Before I started taxidermy, I imagined that spending so much time with a dead thing—holding it, weighing it, turning it over in my hands—might make death more understandable, but it hasn’t. Still I keep digging into the body—through skin, fat, muscle, organ, bones—digging for the secret, but the secret isn’t there.
*
A few days ago, my daughter Beatrice (now eight years old) came into the living room after bedtime and told me she was worried because someday she and all our family will die. She said it flatly, as she sometimes does when she’s been mulling over something for so long in her solitary thoughts that by the time she says it aloud, it’s already a little over-chewed and flavorless.
I told her I was scared of dying, too, and most people were, and I didn’t know what to do about it yet. And then I found myself saying, “That won’t happen for a long, long time, when you are very, very old.” It was the same bland evasion that had infuriated me coming from my parents.
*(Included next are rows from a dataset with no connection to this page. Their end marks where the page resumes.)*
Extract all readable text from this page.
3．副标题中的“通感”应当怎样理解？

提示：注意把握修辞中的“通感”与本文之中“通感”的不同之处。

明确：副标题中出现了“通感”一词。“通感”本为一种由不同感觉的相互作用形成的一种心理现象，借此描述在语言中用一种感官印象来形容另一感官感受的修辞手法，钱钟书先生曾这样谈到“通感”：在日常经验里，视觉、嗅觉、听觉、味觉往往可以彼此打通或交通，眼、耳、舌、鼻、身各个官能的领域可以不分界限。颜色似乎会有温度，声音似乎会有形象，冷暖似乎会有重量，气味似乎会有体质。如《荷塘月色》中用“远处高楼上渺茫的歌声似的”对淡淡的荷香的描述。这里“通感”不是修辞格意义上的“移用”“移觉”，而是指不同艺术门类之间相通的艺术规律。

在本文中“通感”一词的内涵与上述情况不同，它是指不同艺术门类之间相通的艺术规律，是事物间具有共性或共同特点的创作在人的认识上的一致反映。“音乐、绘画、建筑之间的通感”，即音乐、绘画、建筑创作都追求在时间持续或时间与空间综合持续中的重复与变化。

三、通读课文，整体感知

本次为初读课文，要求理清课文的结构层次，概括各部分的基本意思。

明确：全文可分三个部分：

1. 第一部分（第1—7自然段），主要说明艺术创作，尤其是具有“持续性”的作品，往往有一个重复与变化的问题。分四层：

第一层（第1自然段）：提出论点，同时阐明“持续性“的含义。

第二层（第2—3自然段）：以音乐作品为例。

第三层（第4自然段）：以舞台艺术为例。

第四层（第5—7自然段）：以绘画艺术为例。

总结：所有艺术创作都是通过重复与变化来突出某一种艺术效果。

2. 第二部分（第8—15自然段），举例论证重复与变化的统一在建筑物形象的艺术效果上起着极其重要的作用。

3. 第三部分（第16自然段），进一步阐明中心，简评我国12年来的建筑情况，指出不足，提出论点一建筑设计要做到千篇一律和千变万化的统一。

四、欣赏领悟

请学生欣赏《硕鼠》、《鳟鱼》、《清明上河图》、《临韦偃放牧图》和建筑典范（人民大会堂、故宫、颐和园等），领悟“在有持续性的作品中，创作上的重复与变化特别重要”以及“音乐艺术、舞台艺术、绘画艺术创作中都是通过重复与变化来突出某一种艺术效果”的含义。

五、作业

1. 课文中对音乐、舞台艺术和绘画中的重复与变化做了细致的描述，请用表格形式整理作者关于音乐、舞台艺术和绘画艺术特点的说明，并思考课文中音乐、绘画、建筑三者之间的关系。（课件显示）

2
I remember suspecting my parents were keeping the real knowledge of death from me because they thought I wasn’t ready to know the truth, but of course they didn’t know it, either. They weren’t ready then, just as I am not ready now. After almost forty years of thinking about death every day, I can’t believe I have to come back here and start all over again.
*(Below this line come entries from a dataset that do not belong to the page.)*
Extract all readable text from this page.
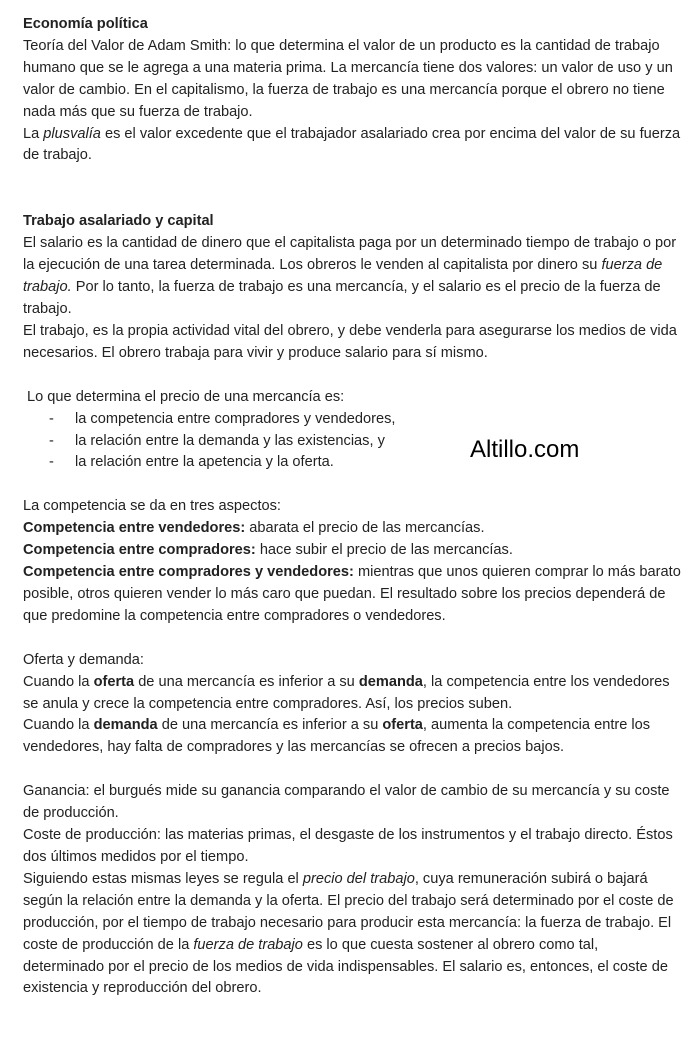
Economía política

Teoría del Valor de Adam Smith: lo que determina el valor de un producto es la cantidad de trabajo humano que se le agrega a una materia prima. La mercancía tiene dos valores: un valor de uso y un valor de cambio. En el capitalismo, la fuerza de trabajo es una mercancía porque el obrero no tiene nada más que su fuerza de trabajo.

La plusvalía es el valor excedente que el trabajador asalariado crea por encima del valor de su fuerza de trabajo.

Trabajo asalariado y capital

El salario es la cantidad de dinero que el capitalista paga por un determinado tiempo de trabajo o por la ejecución de una tarea determinada. Los obreros le venden al capitalista por dinero su fuerza de trabajo. Por lo tanto, la fuerza de trabajo es una mercancía, y el salario es el precio de la fuerza de trabajo.

El trabajo, es la propia actividad vital del obrero, y debe venderla para asegurarse los medios de vida necesarios. El obrero trabaja para vivir y produce salario para sí mismo.

Lo que determina el precio de una mercancía es:

- la competencia entre compradores y vendedores,
- la relación entre la demanda y las existencias, y
- la relación entre la apetencia y la oferta.

La competencia se da en tres aspectos:

Competencia entre vendedores: abarata el precio de las mercancías.

Competencia entre compradores: hace subir el precio de las mercancías.

Competencia entre compradores y vendedores: mientras que unos quieren comprar lo más barato posible, otros quieren vender lo más caro que puedan. El resultado sobre los precios dependerá de que predomine la competencia entre compradores o vendedores.

Oferta y demanda:

Cuando la oferta de una mercancía es inferior a su demanda, la competencia entre los vendedores se anula y crece la competencia entre compradores. Así, los precios suben.

Cuando la demanda de una mercancía es inferior a su oferta, aumenta la competencia entre los vendedores, hay falta de compradores y las mercancías se ofrecen a precios bajos.

Ganancia: el burgués mide su ganancia comparando el valor de cambio de su mercancía y su coste de producción.

Coste de producción: las materias primas, el desgaste de los instrumentos y el trabajo directo. Éstos dos últimos medidos por el tiempo.

Siguiendo estas mismas leyes se regula el precio del trabajo, cuya remuneración subirá o bajará según la relación entre la demanda y la oferta. El precio del trabajo será determinado por el coste de producción, por el tiempo de trabajo necesario para producir esta mercancía: la fuerza de trabajo. El coste de producción de la fuerza de trabajo es lo que cuesta sostener al obrero como tal, determinado por el precio de los medios de vida indispensables. El salario es, entonces, el coste de existencia y reproducción del obrero.

Altillo.com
So I told Beatrice that I didn’t know why people die, or what happens after, or how it feels, but that I still hoped someday I might understand. That with time and concentration and patience, I thought someday she might, too. I told her that if you are privileged enough to have a good death, not cut short by violence or illness or misfortune, and if you are privileged enough to have a good life, with space and time to put your mind to it, I think it’s possible to die with grace and courage.
And then I told her my wish, the same thing I’ve been wishing on every penny I’ve thrown in every well since I was five years old. I wish that when I die, in the last instant, I finally understand, and I’m ready, and I’m not afraid.
*
Finishing a mount is something like Dead Animal Beauty School. There’s a lot of pinning and tucking and tweezing and fluffing. The goal is an animal that appears warm, vital, and present, suspended forever in the middle of its mysterious life.
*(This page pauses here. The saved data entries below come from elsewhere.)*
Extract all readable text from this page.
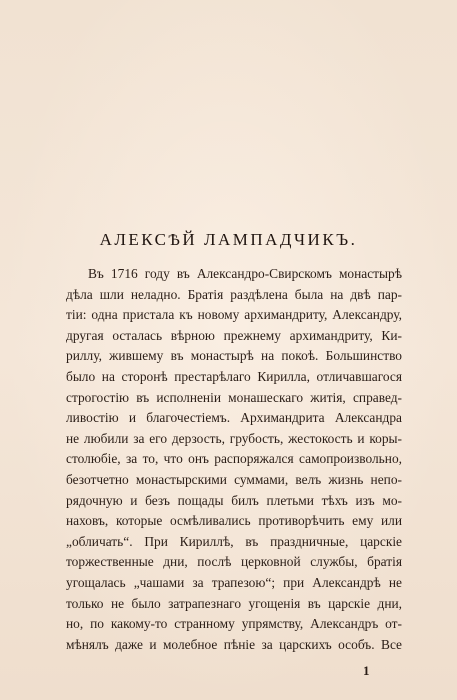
АЛЕКСѢЙ ЛАМПАДЧИКЪ.
Въ 1716 году въ Александро-Свирскомъ монастырѣ
дѣла шли неладно. Братія раздѣлена была на двѣ пар-
тіи: одна пристала къ новому архимандриту, Александру,
другая осталась вѣрною прежнему архимандриту, Ки-
риллу, жившему въ монастырѣ на покоѣ. Большинство
было на сторонѣ престарѣлаго Кирилла, отличавшагося
строгостію въ исполненіи монашескаго житія, справед-
ливостію и благочестіемъ. Архимандрита Александра
не любили за его дерзость, грубость, жестокость и коры-
столюбіе, за то, что онъ распоряжался самопроизвольно,
безотчетно монастырскими суммами, велъ жизнь непо-
рядочную и безъ пощады билъ плетьми тѣхъ изъ мо-
наховъ, которые осмѣливались противорѣчить ему или
„обличать“. При Кириллѣ, въ праздничные, царскіе
торжественные дни, послѣ церковной службы, братія
угощалась „чашами за трапезою“; при Александрѣ не
только не было затрапезнаго угощенія въ царскіе дни,
но, по какому-то странному упрямству, Александръ от-
мѣнялъ даже и молебное пѣніе за царскихъ особъ. Все
1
I painted the parts of the coyote’s skin not covered with fur, since the natural pigment in a coyote’s nose or toe pads will fade over time. I cleaned the fur with Herbal Essences dry shampoo and a hair dryer. I added a tiny dab of Mod Podge to his nose and lips and eyes to make them look slightly wet.
The coyote is displayed in my living room, with a badger and some starlings and the death mask and the framed photos of my children and a lot of arcane books of theology that I thought I understood in college but did not understand at all. Sometime soon I’ll try again, with the theology or with some other thing. I’ll go and sit in the garage, head bowed over a strip of stubborn flesh, and pray to God in his perfection, distant and whole and clean; to Mary, shaking in sweat, with blood-covered thighs; and to Jesus, before and after death—and whatever messy process put his body back together again.